We are sad to announce that Professor Malcolm Heggie FRSC passed away on Thursday 17th January 2019, at the age of 63. His contributions to Carbon Science were manifold, particularly within the UK where he co-founded the British Carbon Group and chaired it for many years, as well as founding and co-organising the annual NanoteC conferences for 20 years, chairing Carbon 2006 and other meetings.
He was one of a kind: first and foremost an excellent scientist, rigorous and visionary in his understanding of defects in carbon, but also an energetic and engaging science communicator, who turned his hand to producing stage shows about his research and even performing a stand-up comedy routine about Carbon.

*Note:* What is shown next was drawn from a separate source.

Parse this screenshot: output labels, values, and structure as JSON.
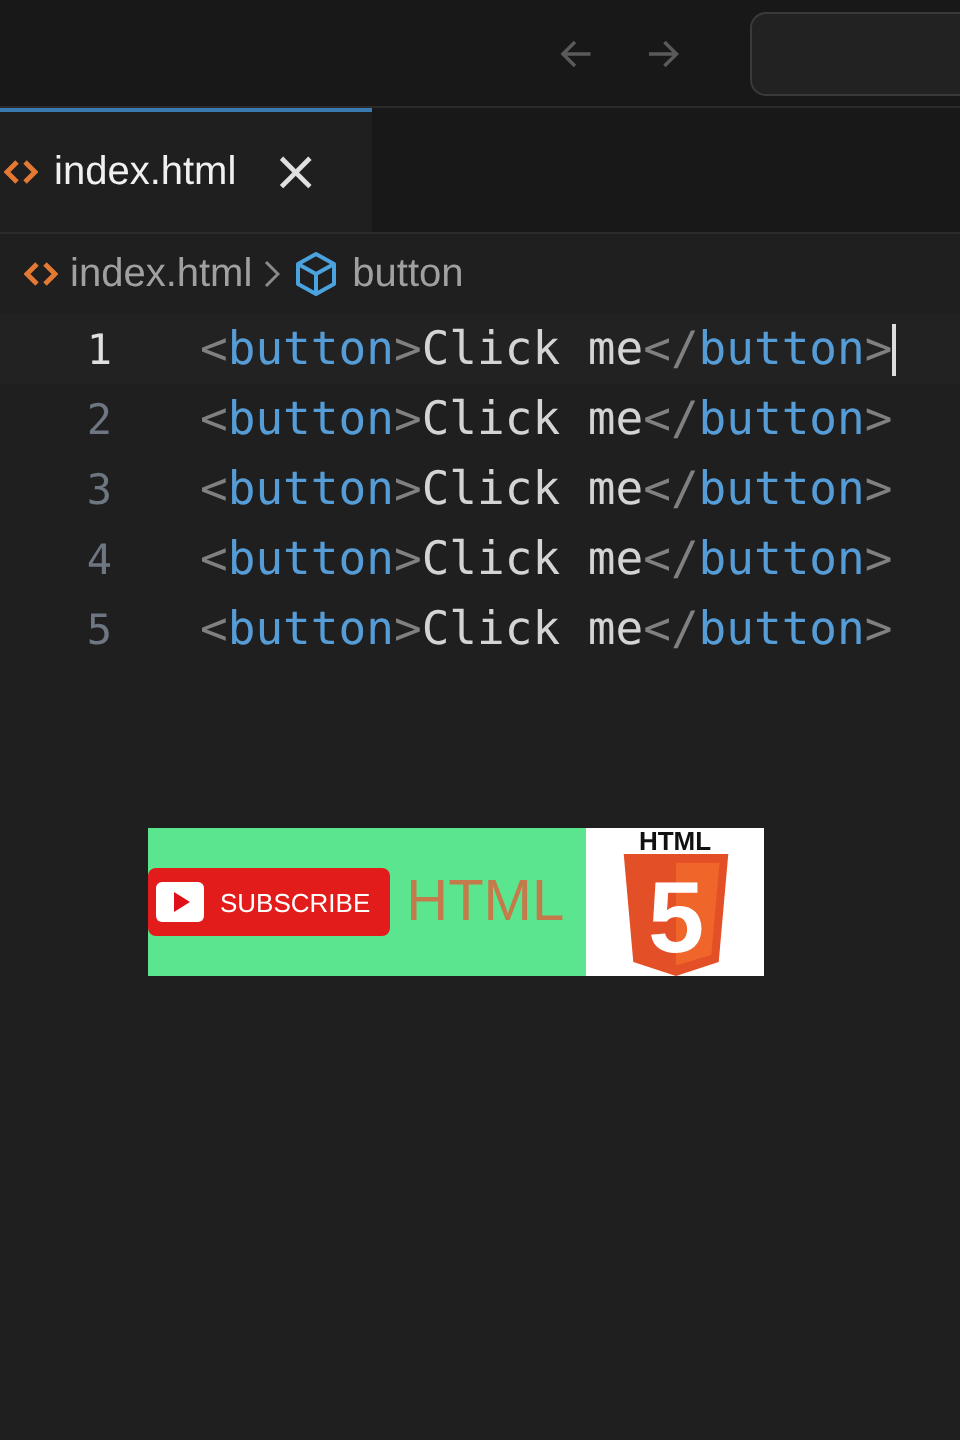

Malcolm's research bridged chemistry, physics, and applied mathematics. He worked on many different materials over his career and is best known for his contribution to the understanding of graphite, for which he was presented with a Special Recognition Award (2008) from the British Carbon Group for outstanding leadership. Malcolm's theoretical work on defects and radiation damage in graphite is highly cited and in addition, he developed a 'ruck and tuck' model to explain the structural changes in graphite under irradiation.

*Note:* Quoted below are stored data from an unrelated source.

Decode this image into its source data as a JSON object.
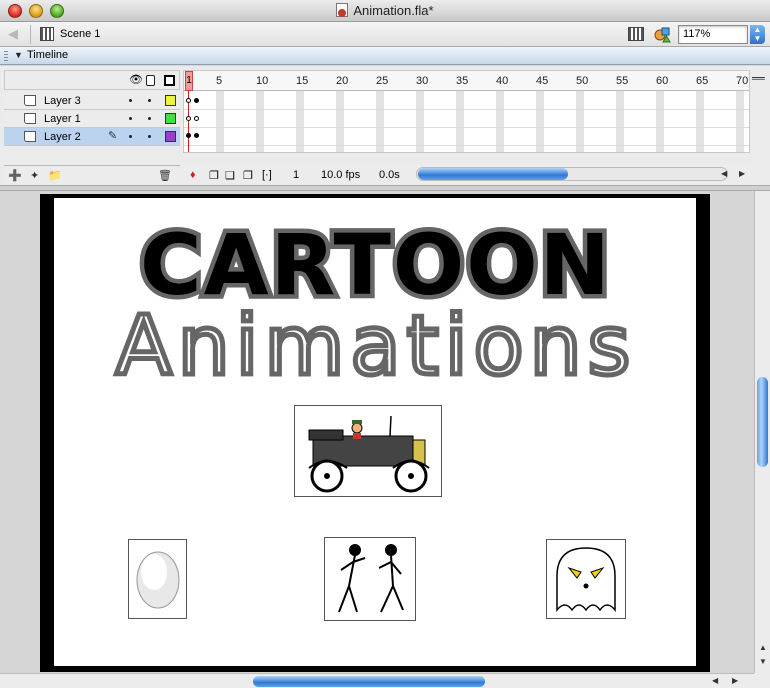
{
  "window": {
    "title": "Animation.fla*"
  },
  "editbar": {
    "scene_label": "Scene 1",
    "zoom_value": "117%"
  },
  "panel": {
    "title": "Timeline"
  },
  "timeline": {
    "layers": [
      {
        "name": "Layer 3",
        "color": "#f0f040",
        "selected": false
      },
      {
        "name": "Layer 1",
        "color": "#40e040",
        "selected": false
      },
      {
        "name": "Layer 2",
        "color": "#9a40c8",
        "selected": true
      }
    ],
    "ruler": [
      "1",
      "5",
      "10",
      "15",
      "20",
      "25",
      "30",
      "35",
      "40",
      "45",
      "50",
      "55",
      "60",
      "65",
      "70"
    ],
    "current_frame": "1",
    "frame_rate": "10.0 fps",
    "elapsed_time": "0.0s"
  },
  "stage": {
    "title_text": "CARTOON",
    "subtitle_text": "Animations"
  },
  "icons": {
    "eye": "eye-icon",
    "lock": "lock-icon",
    "outline": "outline-icon",
    "pencil": "pencil-icon",
    "trash": "trash-icon",
    "scene": "scene-icon"
  }
}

Malcolm obtained a Physics and Chemistry Combined Honours degree from Exeter University, followed at the same institution by a PhD in 1982 in Theoretical Solid State Physics under Bob Jones. In the ensuing five years he worked as a postdoctoral fellow with Dr Jones on dislocations and plasticity in silicon and quartz, including periods as CNRS Chercheur Associé au CNRS in Grenoble with François Louchet and Gästforskarer in Umeå with Arne Claesson. This was followed by independent research in graphite (with Brian Kelly, UKAEA, and Mike Tucker, CEGB), in ice and quartz (as NERC Special Fellow), and in semiconductors becoming a SERC Advanced Fellow in 1990 within Computer Science at Exeter University. In 1996 he moved to an academic position in Chemistry at University of Sussex, working with John Murrell, Harry Kroto, and other eminent chemists; he was promoted to Professor of Theoretical Chemistry in 2004. In 2012 he took a Professorship in Chemistry at the University of Surrey, before moving to a part-time Chair at Loughborough University in 2016.

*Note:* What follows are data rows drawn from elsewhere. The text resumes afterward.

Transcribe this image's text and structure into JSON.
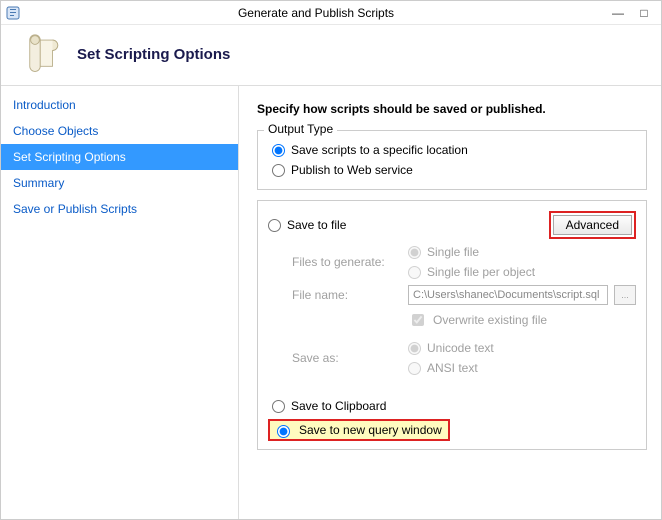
{
  "titlebar": {
    "title": "Generate and Publish Scripts",
    "minimize": "—",
    "maximize": "□"
  },
  "header": {
    "heading": "Set Scripting Options"
  },
  "sidebar": {
    "items": [
      {
        "label": "Introduction"
      },
      {
        "label": "Choose Objects"
      },
      {
        "label": "Set Scripting Options"
      },
      {
        "label": "Summary"
      },
      {
        "label": "Save or Publish Scripts"
      }
    ]
  },
  "content": {
    "instruction": "Specify how scripts should be saved or published.",
    "outputType": {
      "legend": "Output Type",
      "opt1": "Save scripts to a specific location",
      "opt2": "Publish to Web service"
    },
    "dest": {
      "saveToFile": "Save to file",
      "advanced": "Advanced",
      "filesToGenerateLabel": "Files to generate:",
      "singleFile": "Single file",
      "singleFilePerObject": "Single file per object",
      "fileNameLabel": "File name:",
      "fileNameValue": "C:\\Users\\shanec\\Documents\\script.sql",
      "overwrite": "Overwrite existing file",
      "saveAsLabel": "Save as:",
      "unicode": "Unicode text",
      "ansi": "ANSI text",
      "saveToClipboard": "Save to Clipboard",
      "saveToNewQuery": "Save to new query window"
    }
  }
}
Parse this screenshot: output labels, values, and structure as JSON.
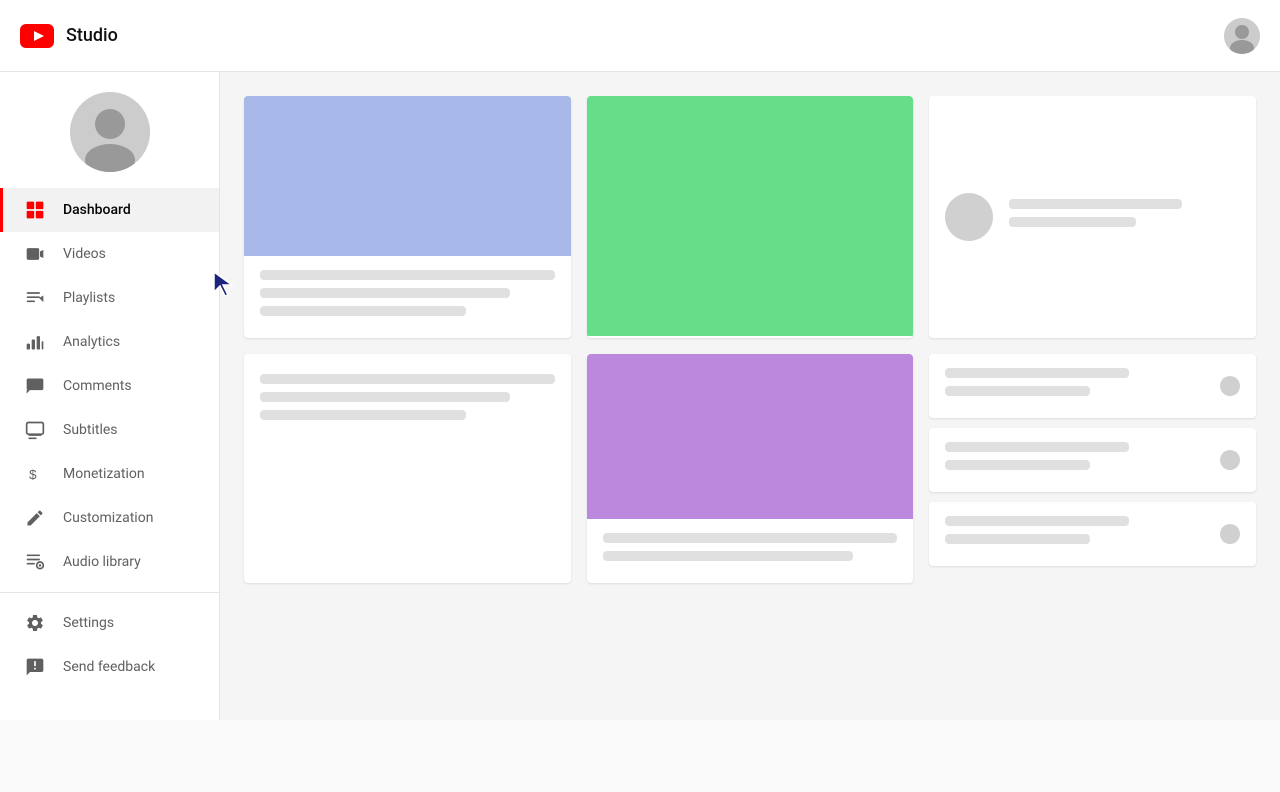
{
  "header": {
    "logo_text": "Studio",
    "logo_alt": "YouTube Studio"
  },
  "sidebar": {
    "nav_items": [
      {
        "id": "dashboard",
        "label": "Dashboard",
        "icon": "dashboard-icon",
        "active": true
      },
      {
        "id": "videos",
        "label": "Videos",
        "icon": "videos-icon",
        "active": false
      },
      {
        "id": "playlists",
        "label": "Playlists",
        "icon": "playlists-icon",
        "active": false
      },
      {
        "id": "analytics",
        "label": "Analytics",
        "icon": "analytics-icon",
        "active": false
      },
      {
        "id": "comments",
        "label": "Comments",
        "icon": "comments-icon",
        "active": false
      },
      {
        "id": "subtitles",
        "label": "Subtitles",
        "icon": "subtitles-icon",
        "active": false
      },
      {
        "id": "monetization",
        "label": "Monetization",
        "icon": "monetization-icon",
        "active": false
      },
      {
        "id": "customization",
        "label": "Customization",
        "icon": "customization-icon",
        "active": false
      },
      {
        "id": "audio-library",
        "label": "Audio library",
        "icon": "audio-library-icon",
        "active": false
      }
    ],
    "bottom_items": [
      {
        "id": "settings",
        "label": "Settings",
        "icon": "settings-icon"
      },
      {
        "id": "send-feedback",
        "label": "Send feedback",
        "icon": "feedback-icon"
      }
    ]
  },
  "cards": {
    "card1_bg": "#a8b8e8",
    "card2_bg": "#66dd88",
    "card3_bg": "#bb88dd"
  }
}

Malcolm gave outstanding and entertaining talks, many of which have been captured as internet lectures. He variously dressed as his hero Steed from The Avengers, brought along homemade props, recreated the movement of carbon dislocations using his body, and frequently sang. He was in demand as a plenary speaker at international meetings such as at the annual CARBON conference, and his warmth and friendly personality made him a pleasure to work with. Many in the Carbon community considered him a close friend. He leaves his wife Sally and daughter Laura.